- Abstract: This paper introduces the task of semantic instance completion: from an incomplete RGB-D scan of a scene, we aim to detect the individual object instances comprising the scene and infer their complete object geometry. This enables a semantically meaningful decomposition of a scanned scene into individual, complete 3D objects, including hidden and unobserved object parts. This will open up new possibilities for interactions with object in a scene, for instance for virtual or robotic agents. To address this task, we propose 3D-SIC, a new data-driven approach that jointly detects object instances and predicts their completed geometry. The core idea of 3D-SIC is a novel end-to-end 3D neural network architecture that leverages joint color and geometry feature learning. The fully-convolutional nature of our 3D network enables efficient inference of semantic instance completion for 3D scans at scale of large indoor environments in a single forward pass.
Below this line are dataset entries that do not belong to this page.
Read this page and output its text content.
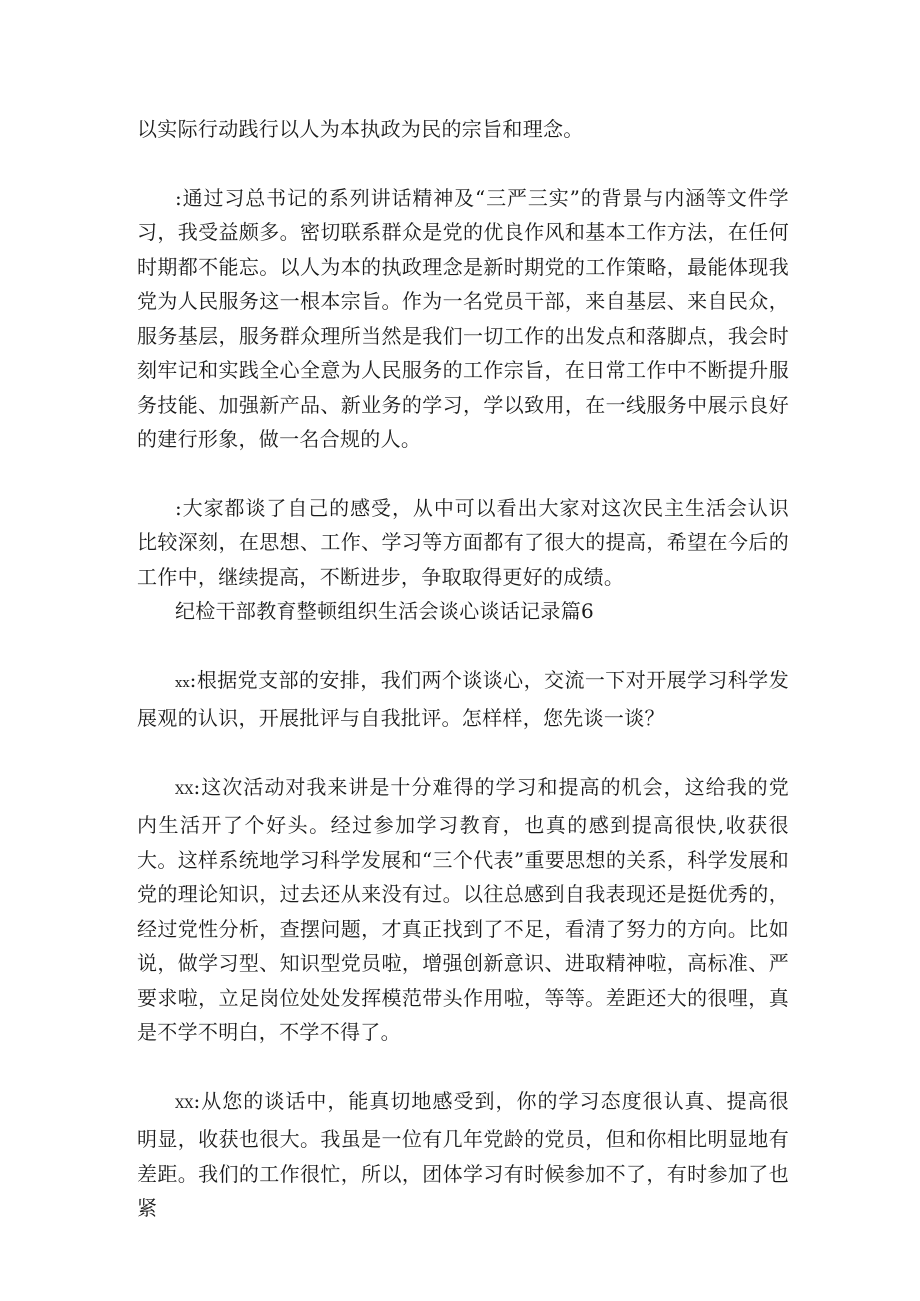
以实际行动践行以人为本执政为民的宗旨和理念。

:通过习总书记的系列讲话精神及“三严三实”的背景与内涵等文件学习，我受益颇多。密切联系群众是党的优良作风和基本工作方法，在任何时期都不能忘。以人为本的执政理念是新时期党的工作策略，最能体现我党为人民服务这一根本宗旨。作为一名党员干部，来自基层、来自民众，服务基层，服务群众理所当然是我们一切工作的出发点和落脚点，我会时刻牢记和实践全心全意为人民服务的工作宗旨，在日常工作中不断提升服务技能、加强新产品、新业务的学习，学以致用，在一线服务中展示良好的建行形象，做一名合规的人。

:大家都谈了自己的感受，从中可以看出大家对这次民主生活会认识比较深刻，在思想、工作、学习等方面都有了很大的提高，希望在今后的工作中，继续提高，不断进步，争取取得更好的成绩。

纪检干部教育整顿组织生活会谈心谈话记录篇6

xx:根据党支部的安排，我们两个谈谈心，交流一下对开展学习科学发展观的认识，开展批评与自我批评。怎样样，您先谈一谈？

XX:这次活动对我来讲是十分难得的学习和提高的机会，这给我的党内生活开了个好头。经过参加学习教育，也真的感到提高很快,收获很大。这样系统地学习科学发展和“三个代表”重要思想的关系，科学发展和党的理论知识，过去还从来没有过。以往总感到自我表现还是挺优秀的，经过党性分析，查摆问题，才真正找到了不足，看清了努力的方向。比如说，做学习型、知识型党员啦，增强创新意识、进取精神啦，高标准、严要求啦，立足岗位处处发挥模范带头作用啦，等等。差距还大的很哩，真是不学不明白，不学不得了。

XX:从您的谈话中，能真切地感受到，你的学习态度很认真、提高很明显，收获也很大。我虽是一位有几年党龄的党员，但和你相比明显地有差距。我们的工作很忙，所以，团体学习有时候参加不了，有时参加了也紧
In a series evaluation, we evaluate on both real and synthetic scan benchmark data, where we outperform state-of-the-art approaches by over 15 in mAP@0.5 on ScanNet, and over 18 in mAP@0.5 on SUNCG.
- Keywords: 3d reconstruction, rgb-d scanning, 3d learning, 3d scene understanding
- TL;DR: From an incomplete RGB-D scan of a scene, we aim to detect the individual object instances comprising the scene and infer their complete object geometry.